The 71st Precinct Council held a parade in Crown Heights Sunday to commemorate the 20th anniversary of the Crown Heights uprising and also display the unity which has since existed between the once-divided Brooklyn communities.

Jamaica’s Jah Paul Haughton, a grand marshall at the anniversary parade, marched with representatives of the Jewish community in recognition of the two lives lost during the worrisome period. An uproar started when seven-year-old Guyana native, Gavin Cato, and 29-year-old Australian, rabbinical student Yankel Rosenbaum died.

Crown heights erupted on Aug. 19, 1991 when a station wagon following Lubavitcher, Jewish leader, rebbe Menachim Schneerson ran a red light, hit and killed the young, Guyanese boy.

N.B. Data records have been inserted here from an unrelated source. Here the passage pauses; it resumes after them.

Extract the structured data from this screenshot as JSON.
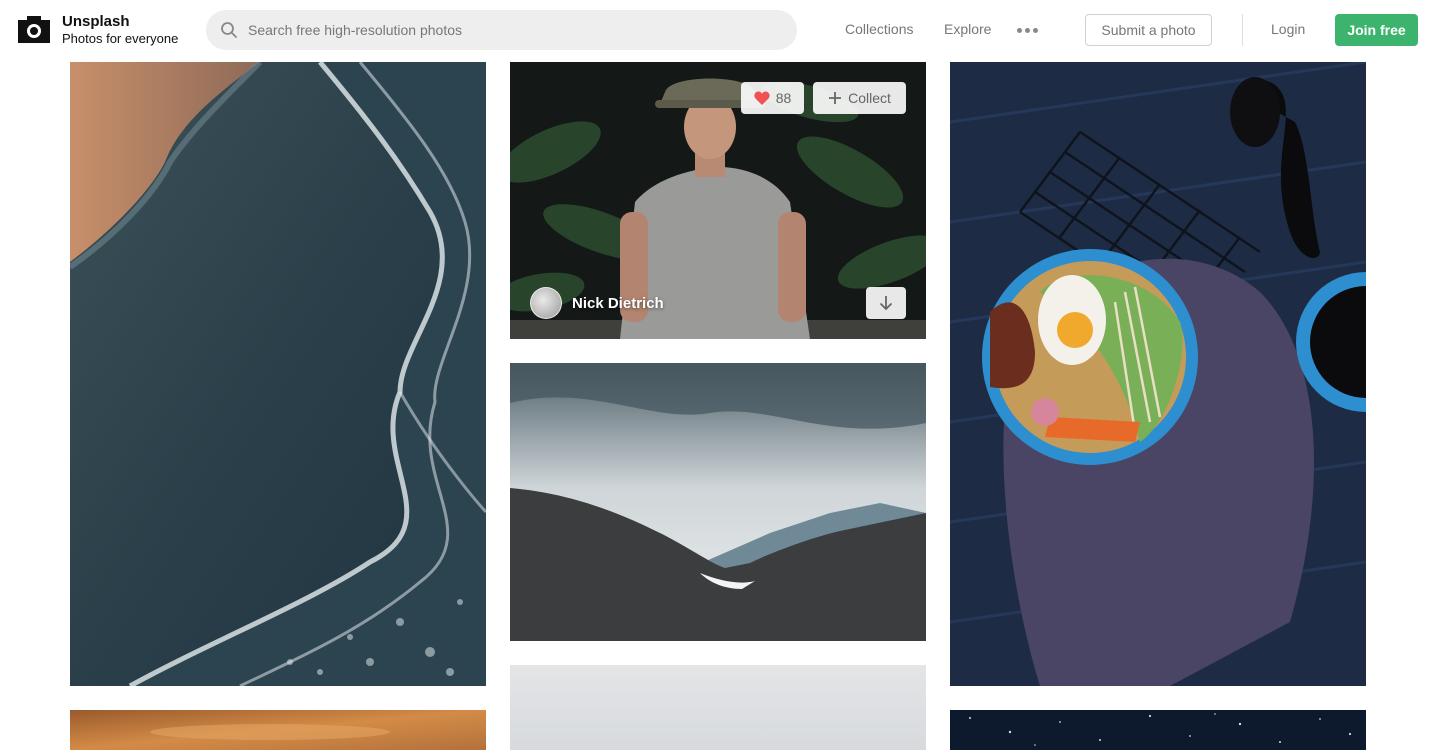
{
  "header": {
    "brand_name": "Unsplash",
    "brand_tagline": "Photos for everyone",
    "search_placeholder": "Search free high-resolution photos",
    "search_value": "",
    "nav": {
      "collections": "Collections",
      "explore": "Explore",
      "submit": "Submit a photo",
      "login": "Login",
      "join": "Join free"
    }
  },
  "featured_photo": {
    "likes": "88",
    "collect_label": "Collect",
    "author": "Nick Dietrich"
  },
  "colors": {
    "accent_green": "#3cb46e",
    "like_heart": "#f15151"
  },
  "icons": [
    "camera-logo-icon",
    "search-icon",
    "more-icon",
    "heart-icon",
    "plus-icon",
    "download-icon"
  ]
}
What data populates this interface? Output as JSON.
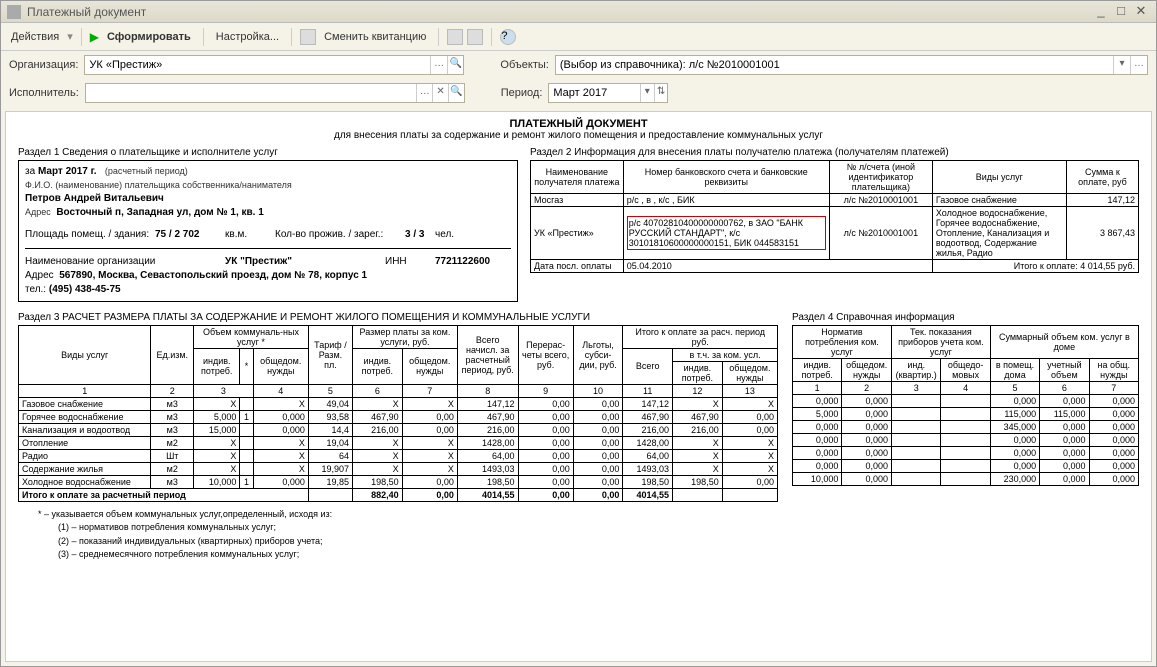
{
  "window": {
    "title": "Платежный документ"
  },
  "toolbar": {
    "actions": "Действия",
    "form": "Сформировать",
    "settings": "Настройка...",
    "change": "Сменить квитанцию"
  },
  "form": {
    "org_label": "Организация:",
    "org_value": "УК «Престиж»",
    "objects_label": "Объекты:",
    "objects_value": "(Выбор из справочника): л/с №2010001001",
    "exec_label": "Исполнитель:",
    "period_label": "Период:",
    "period_value": "Март 2017"
  },
  "doc": {
    "title": "ПЛАТЕЖНЫЙ ДОКУМЕНТ",
    "subtitle": "для внесения платы за содержание и ремонт жилого помещения и предоставление коммунальных услуг"
  },
  "s1": {
    "hdr": "Раздел 1    Сведения о плательщике и исполнителе услуг",
    "period_prefix": "за",
    "period": "Март 2017 г.",
    "period_note": "(расчетный период)",
    "fio_label": "Ф.И.О. (наименование) плательщика собственника/нанимателя",
    "fio": "Петров Андрей Витальевич",
    "addr_label": "Адрес",
    "addr": "Восточный п, Западная ул, дом № 1, кв. 1",
    "area_label": "Площадь помещ. / здания:",
    "area": "75 / 2 702",
    "area_unit": "кв.м.",
    "people_label": "Кол-во прожив. / зарег.:",
    "people": "3 / 3",
    "people_unit": "чел.",
    "org_label": "Наименование организации",
    "org": "УК \"Престиж\"",
    "inn_label": "ИНН",
    "inn": "7721122600",
    "org_addr_label": "Адрес",
    "org_addr": "567890, Москва, Севастопольский проезд, дом № 78, корпус 1",
    "tel_label": "тел.:",
    "tel": "(495) 438-45-75"
  },
  "s2": {
    "hdr": "Раздел 2    Информация для внесения платы получателю платежа (получателям платежей)",
    "cols": [
      "Наименование получателя платежа",
      "Номер банковского счета и банковские реквизиты",
      "№ л/счета (иной идентификатор плательщика)",
      "Виды услуг",
      "Сумма к оплате, руб"
    ],
    "rows": [
      {
        "name": "Мосгаз",
        "bank": "р/с , в , к/с , БИК",
        "acct": "л/с №2010001001",
        "svc": "Газовое снабжение",
        "sum": "147,12"
      },
      {
        "name": "УК «Престиж»",
        "bank": "р/с 40702810400000000762, в ЗАО \"БАНК РУССКИЙ СТАНДАРТ\", к/с 30101810600000000151, БИК 044583151",
        "acct": "л/с №2010001001",
        "svc": "Холодное водоснабжение, Горячее водоснабжение, Отопление, Канализация и водоотвод, Содержание жилья, Радио",
        "sum": "3 867,43"
      }
    ],
    "lastpay_label": "Дата посл. оплаты",
    "lastpay": "05.04.2010",
    "total_label": "Итого к оплате:",
    "total": "4 014,55 руб."
  },
  "s3": {
    "hdr": "Раздел 3    РАСЧЕТ РАЗМЕРА ПЛАТЫ ЗА СОДЕРЖАНИЕ И РЕМОНТ ЖИЛОГО ПОМЕЩЕНИЯ И КОММУНАЛЬНЫЕ УСЛУГИ",
    "head1": [
      "Виды услуг",
      "Ед.изм.",
      "Объем коммуналь-ных услуг *",
      "Тариф / Разм. пл.",
      "Размер платы за ком. услуги, руб.",
      "Всего начисл. за расчетный период, руб.",
      "Перерас-четы всего, руб.",
      "Льготы, субси-дии, руб.",
      "Итого к оплате за расч. период руб."
    ],
    "sub_vol": [
      "индив. потреб.",
      "*",
      "общедом. нужды"
    ],
    "sub_pay": [
      "индив. потреб.",
      "общедом. нужды"
    ],
    "sub_itogo": [
      "Всего",
      "в т.ч. за ком. усл."
    ],
    "sub_itogo2": [
      "индив. потреб.",
      "общедом. нужды"
    ],
    "nums": [
      "1",
      "2",
      "3",
      "4",
      "5",
      "6",
      "7",
      "8",
      "9",
      "10",
      "11",
      "12",
      "13"
    ],
    "rows": [
      [
        "Газовое снабжение",
        "м3",
        "X",
        "",
        "X",
        "49,04",
        "X",
        "X",
        "147,12",
        "0,00",
        "0,00",
        "147,12",
        "X",
        "X"
      ],
      [
        "Горячее водоснабжение",
        "м3",
        "5,000",
        "1",
        "0,000",
        "93,58",
        "467,90",
        "0,00",
        "467,90",
        "0,00",
        "0,00",
        "467,90",
        "467,90",
        "0,00"
      ],
      [
        "Канализация и водоотвод",
        "м3",
        "15,000",
        "",
        "0,000",
        "14,4",
        "216,00",
        "0,00",
        "216,00",
        "0,00",
        "0,00",
        "216,00",
        "216,00",
        "0,00"
      ],
      [
        "Отопление",
        "м2",
        "X",
        "",
        "X",
        "19,04",
        "X",
        "X",
        "1428,00",
        "0,00",
        "0,00",
        "1428,00",
        "X",
        "X"
      ],
      [
        "Радио",
        "Шт",
        "X",
        "",
        "X",
        "64",
        "X",
        "X",
        "64,00",
        "0,00",
        "0,00",
        "64,00",
        "X",
        "X"
      ],
      [
        "Содержание жилья",
        "м2",
        "X",
        "",
        "X",
        "19,907",
        "X",
        "X",
        "1493,03",
        "0,00",
        "0,00",
        "1493,03",
        "X",
        "X"
      ],
      [
        "Холодное водоснабжение",
        "м3",
        "10,000",
        "1",
        "0,000",
        "19,85",
        "198,50",
        "0,00",
        "198,50",
        "0,00",
        "0,00",
        "198,50",
        "198,50",
        "0,00"
      ]
    ],
    "total_row": [
      "Итого к оплате за расчетный период",
      "",
      "",
      "",
      "",
      "882,40",
      "0,00",
      "4014,55",
      "0,00",
      "0,00",
      "4014,55",
      "",
      ""
    ]
  },
  "s4": {
    "hdr": "Раздел 4    Справочная информация",
    "head1": [
      "Норматив потребления ком. услуг",
      "Тек. показания приборов учета ком. услуг",
      "Суммарный объем ком. услуг в доме"
    ],
    "sub1": [
      "индив. потреб.",
      "общедом. нужды",
      "инд. (квартир.)",
      "общедо-мовых",
      "в помещ. дома",
      "учетный объем",
      "на общ. нужды"
    ],
    "nums": [
      "1",
      "2",
      "3",
      "4",
      "5",
      "6",
      "7"
    ],
    "rows": [
      [
        "0,000",
        "0,000",
        "",
        "",
        "0,000",
        "0,000",
        "0,000"
      ],
      [
        "5,000",
        "0,000",
        "",
        "",
        "115,000",
        "115,000",
        "0,000"
      ],
      [
        "0,000",
        "0,000",
        "",
        "",
        "345,000",
        "0,000",
        "0,000"
      ],
      [
        "0,000",
        "0,000",
        "",
        "",
        "0,000",
        "0,000",
        "0,000"
      ],
      [
        "0,000",
        "0,000",
        "",
        "",
        "0,000",
        "0,000",
        "0,000"
      ],
      [
        "0,000",
        "0,000",
        "",
        "",
        "0,000",
        "0,000",
        "0,000"
      ],
      [
        "10,000",
        "0,000",
        "",
        "",
        "230,000",
        "0,000",
        "0,000"
      ]
    ]
  },
  "notes": {
    "intro": "* – указывается объем коммунальных услуг,определенный, исходя из:",
    "n1": "(1) – нормативов потребления коммунальных услуг;",
    "n2": "(2) – показаний индивидуальных (квартирных) приборов учета;",
    "n3": "(3) – среднемесячного потребления коммунальных услуг;"
  }
}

The car driven by Yosef Lifsch also struck and seriously injured seven-year-old Angelo Cato who was playing on the sidewalk. Reportedly, he lost control of his vehicle, which careened off the street, jumped the curb pinning her underneath the vehicle.

The community responded violently when an ambulance from the orthodox community picked up Lifsch, and reportedly left the little girl stuck under the car. Carmel Cato, father of Gavin along with community residents lifted the vehicle to save the young girl.

Lifsch was alleged to be drunk at the time and was immediately flown to Israel fueling protests and four days of continuous demonstrations promising “No Justice, No Peace.”

It was during one of those demonstrations that allegedly 16-year-old Trinidadian Lemrick Nelson reportedly stabbed Rosenbaum who died at Kings County Hospital. Protest rallies throughout Crown Heights and especially in front of the 71st precinct persisted for four days.

The Sunday parade recently, demonstrated how relations have improved between the predominant Jewish and Caribbean communities there.

Crown Heights Gold, an exhibition of contemporary art examining race relations and healing in Crown Heights, Brooklyn since Aug. 1991 will focus on the eventful uprising.

Curated by Dexter Wimberly, the exhibition begins in July at the Skylight Gallery at Bedford-Stuyvesant Restoration Corporation at Fulton St. and will run thru Sept. 30.